RÖPORTAJ: AHMET BEŞENK Ak Parti eski il başkanı Avukat Aydın Altaç, hem siyasetçi, hem de avukat kimliği ile Diyarbakır’da yaşananları değerlendirdi. Altaç, Tahir Elçi cinayetinden çözüm sürecine kadar birçok konuda açıklama yaptı. İşte Aydın Altaç’ın konuşmasından bazı başlıklar.

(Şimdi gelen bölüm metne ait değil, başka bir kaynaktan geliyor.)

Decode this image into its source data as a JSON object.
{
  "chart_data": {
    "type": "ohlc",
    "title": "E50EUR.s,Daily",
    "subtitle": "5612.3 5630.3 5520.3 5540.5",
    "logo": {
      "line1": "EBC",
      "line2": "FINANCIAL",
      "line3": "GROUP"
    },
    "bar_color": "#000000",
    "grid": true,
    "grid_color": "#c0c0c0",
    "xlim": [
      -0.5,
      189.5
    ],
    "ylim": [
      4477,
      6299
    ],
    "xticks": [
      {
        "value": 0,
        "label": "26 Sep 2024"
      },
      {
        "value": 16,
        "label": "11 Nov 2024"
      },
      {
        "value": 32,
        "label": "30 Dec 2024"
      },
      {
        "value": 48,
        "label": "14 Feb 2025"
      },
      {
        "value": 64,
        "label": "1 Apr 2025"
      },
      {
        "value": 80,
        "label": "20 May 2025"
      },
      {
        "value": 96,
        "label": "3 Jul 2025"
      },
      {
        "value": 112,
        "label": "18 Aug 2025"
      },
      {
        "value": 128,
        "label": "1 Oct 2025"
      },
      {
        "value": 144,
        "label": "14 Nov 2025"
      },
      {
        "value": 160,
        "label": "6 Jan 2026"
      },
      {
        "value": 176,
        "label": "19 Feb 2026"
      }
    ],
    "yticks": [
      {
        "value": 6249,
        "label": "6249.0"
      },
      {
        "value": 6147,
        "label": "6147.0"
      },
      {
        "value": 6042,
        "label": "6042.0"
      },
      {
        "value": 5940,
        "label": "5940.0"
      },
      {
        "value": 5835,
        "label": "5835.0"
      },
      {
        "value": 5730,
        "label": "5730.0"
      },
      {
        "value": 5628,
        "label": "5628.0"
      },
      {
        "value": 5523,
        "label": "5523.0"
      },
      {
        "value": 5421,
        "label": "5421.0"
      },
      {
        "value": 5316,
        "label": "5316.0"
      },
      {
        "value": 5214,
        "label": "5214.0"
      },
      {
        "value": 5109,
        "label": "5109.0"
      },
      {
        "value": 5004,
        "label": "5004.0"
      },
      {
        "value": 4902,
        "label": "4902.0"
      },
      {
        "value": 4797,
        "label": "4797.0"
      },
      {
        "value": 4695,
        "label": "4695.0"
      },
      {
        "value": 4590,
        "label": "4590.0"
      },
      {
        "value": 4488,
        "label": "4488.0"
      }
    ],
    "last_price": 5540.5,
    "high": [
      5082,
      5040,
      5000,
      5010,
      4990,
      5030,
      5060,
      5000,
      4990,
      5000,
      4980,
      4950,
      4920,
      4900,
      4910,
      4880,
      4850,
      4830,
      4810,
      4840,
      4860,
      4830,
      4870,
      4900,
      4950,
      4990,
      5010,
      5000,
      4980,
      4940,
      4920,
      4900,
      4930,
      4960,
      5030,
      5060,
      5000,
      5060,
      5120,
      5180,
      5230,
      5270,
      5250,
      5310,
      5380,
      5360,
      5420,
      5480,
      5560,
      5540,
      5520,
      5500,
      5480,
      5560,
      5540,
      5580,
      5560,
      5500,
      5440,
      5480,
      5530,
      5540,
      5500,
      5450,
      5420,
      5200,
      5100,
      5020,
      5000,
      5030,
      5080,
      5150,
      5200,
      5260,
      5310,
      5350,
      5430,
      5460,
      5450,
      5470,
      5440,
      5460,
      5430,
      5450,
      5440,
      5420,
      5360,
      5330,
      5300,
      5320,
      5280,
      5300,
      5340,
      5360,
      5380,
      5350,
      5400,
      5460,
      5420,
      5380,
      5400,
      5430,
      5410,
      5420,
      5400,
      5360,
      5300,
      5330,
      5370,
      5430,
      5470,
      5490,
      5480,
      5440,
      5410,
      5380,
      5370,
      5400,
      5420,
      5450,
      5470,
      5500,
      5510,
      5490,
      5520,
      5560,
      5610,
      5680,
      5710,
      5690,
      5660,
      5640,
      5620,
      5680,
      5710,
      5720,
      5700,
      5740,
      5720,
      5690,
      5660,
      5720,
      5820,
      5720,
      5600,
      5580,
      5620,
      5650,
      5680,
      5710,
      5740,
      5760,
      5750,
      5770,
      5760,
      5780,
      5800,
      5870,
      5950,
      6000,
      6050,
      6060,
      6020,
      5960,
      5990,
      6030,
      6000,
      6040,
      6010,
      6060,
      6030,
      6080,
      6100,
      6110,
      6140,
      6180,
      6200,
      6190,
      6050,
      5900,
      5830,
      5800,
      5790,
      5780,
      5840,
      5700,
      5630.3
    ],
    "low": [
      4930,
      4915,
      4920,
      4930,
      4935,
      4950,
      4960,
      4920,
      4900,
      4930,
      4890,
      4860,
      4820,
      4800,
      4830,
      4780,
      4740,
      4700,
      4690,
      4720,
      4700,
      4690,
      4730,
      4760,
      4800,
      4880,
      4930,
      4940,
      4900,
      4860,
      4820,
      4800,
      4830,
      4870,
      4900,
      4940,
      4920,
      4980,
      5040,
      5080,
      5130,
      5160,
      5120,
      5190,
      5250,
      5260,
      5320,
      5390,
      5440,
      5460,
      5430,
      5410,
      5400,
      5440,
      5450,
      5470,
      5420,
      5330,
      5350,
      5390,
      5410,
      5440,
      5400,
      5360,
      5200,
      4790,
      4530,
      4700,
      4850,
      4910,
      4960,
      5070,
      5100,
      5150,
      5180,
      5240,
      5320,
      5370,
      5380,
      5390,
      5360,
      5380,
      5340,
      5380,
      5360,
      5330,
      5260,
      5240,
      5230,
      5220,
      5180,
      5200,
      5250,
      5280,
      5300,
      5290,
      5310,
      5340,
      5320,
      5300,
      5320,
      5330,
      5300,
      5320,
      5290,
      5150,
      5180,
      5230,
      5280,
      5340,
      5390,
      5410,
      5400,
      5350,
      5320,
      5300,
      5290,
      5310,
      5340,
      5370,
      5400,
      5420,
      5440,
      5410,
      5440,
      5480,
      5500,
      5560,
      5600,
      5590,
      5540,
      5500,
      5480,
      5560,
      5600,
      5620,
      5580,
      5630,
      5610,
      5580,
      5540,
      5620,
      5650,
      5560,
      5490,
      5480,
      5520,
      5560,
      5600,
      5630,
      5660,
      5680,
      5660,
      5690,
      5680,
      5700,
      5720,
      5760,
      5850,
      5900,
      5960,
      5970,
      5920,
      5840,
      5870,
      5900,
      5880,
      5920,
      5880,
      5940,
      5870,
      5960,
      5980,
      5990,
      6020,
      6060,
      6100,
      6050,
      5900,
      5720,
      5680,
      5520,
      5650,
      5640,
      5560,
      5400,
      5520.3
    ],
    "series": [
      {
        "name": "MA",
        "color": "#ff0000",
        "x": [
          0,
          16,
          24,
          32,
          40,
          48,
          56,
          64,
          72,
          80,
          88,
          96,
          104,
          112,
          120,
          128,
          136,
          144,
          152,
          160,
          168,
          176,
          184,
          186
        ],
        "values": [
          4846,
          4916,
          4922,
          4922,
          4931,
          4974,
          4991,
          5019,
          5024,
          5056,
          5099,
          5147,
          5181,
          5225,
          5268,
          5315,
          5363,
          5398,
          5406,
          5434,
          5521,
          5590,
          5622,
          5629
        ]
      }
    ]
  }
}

'ELÇİ ÜZERİNDEN TEHDİT MESAJI VERİLDİ'
 

BEŞENK: Meslektaşınız Diyarbakır Baro Başkanı Tahir Elçi, geçtiğimiz günlerde henüz net olmayan bir saldırı sonrası hayatını kaybetti. Olayın yaşanma şekli, biçimi sizlerde nasıl bir kurgu oluşturdu?

 

ALTAÇ: Tahir Elçi, baro başkanlığı dışında son derece makul, olaylara pozitif yaklaşabilen, tarafsız değerlendirebilen, olaylara hep müspet yaklaşan bir kimlikti. Bu olayı, özellikle bölgemiz açısından ve bundan sonraki süreçte sivil inisiyatifinin gelişmesi açısından ciddi bir olay olarak görüyorum. Elçi olayında yaşananlar, gerek bölgemizde, gerekse ülkemizde demokrasiden, insan haklarından, özgürlüklerden yana olan, bu şekilde tavrını ortaya koymak isteyen insanlarımıza bir anlamda tehdit unsurunun ortaya konulduğu bir olaydır. Ben bu olayın büyük bir ehemmiyet arz ettiği kanaatindeyim. Tahir Elçi’nin en son konuşmalarına baktığınızda bölgede yaşanan şiddeti, kanı, gözyaşını istemediğini dile getiren cümleleri ülkemizde yaşayan milyonlarca insanın beklentisinin dile gelmiş haliydi. Olayın bu şekilde neticelenmesi ve Tahir beyin hayatını kaybetmesi, ileriki süreçte benzer şekilde tavrını ortaya koymak isteyecek olanları da korkuya ve endişeye sevk ettirme amacı taşıyabilir. Bu olayın neticesinde bunu da görmemiz gerekir. Türkiye’de iç barıştan, kardeşkanından söz edenlerden rahatsız olalar var ve bunların dile getirenlerden de. Bence çok ciddi bir tehdit mesajı verilmiştir. Olayın fail veya faillerinin bir an önce ortaya çıkartılması gerekiyor. Oluşan netice Tahir Elçi gibi düşüncelerini net ifade eden insanlarımızın artık bundan sonraki süreç içersinde basın açıklaması yapma konusunda teredüte düşmesine, şüpheli duruma, korkulara esir düşmelerine neden olacaktır. Bu kimin işine, menfaatine gelir denilirse, bunu yaratan kesimlerin işine gelecektir. Benim buradan çağrım şu, barıştan ve kardeşlikten yana olan tüm kesimlerin Tahir Elçi ile aynı cesareti ortaya koyması ve hareketimizi devam ettirmemiz gerekir. Aksi taktirde bölgemizde çok ciddi kaos ortamı hakim olur.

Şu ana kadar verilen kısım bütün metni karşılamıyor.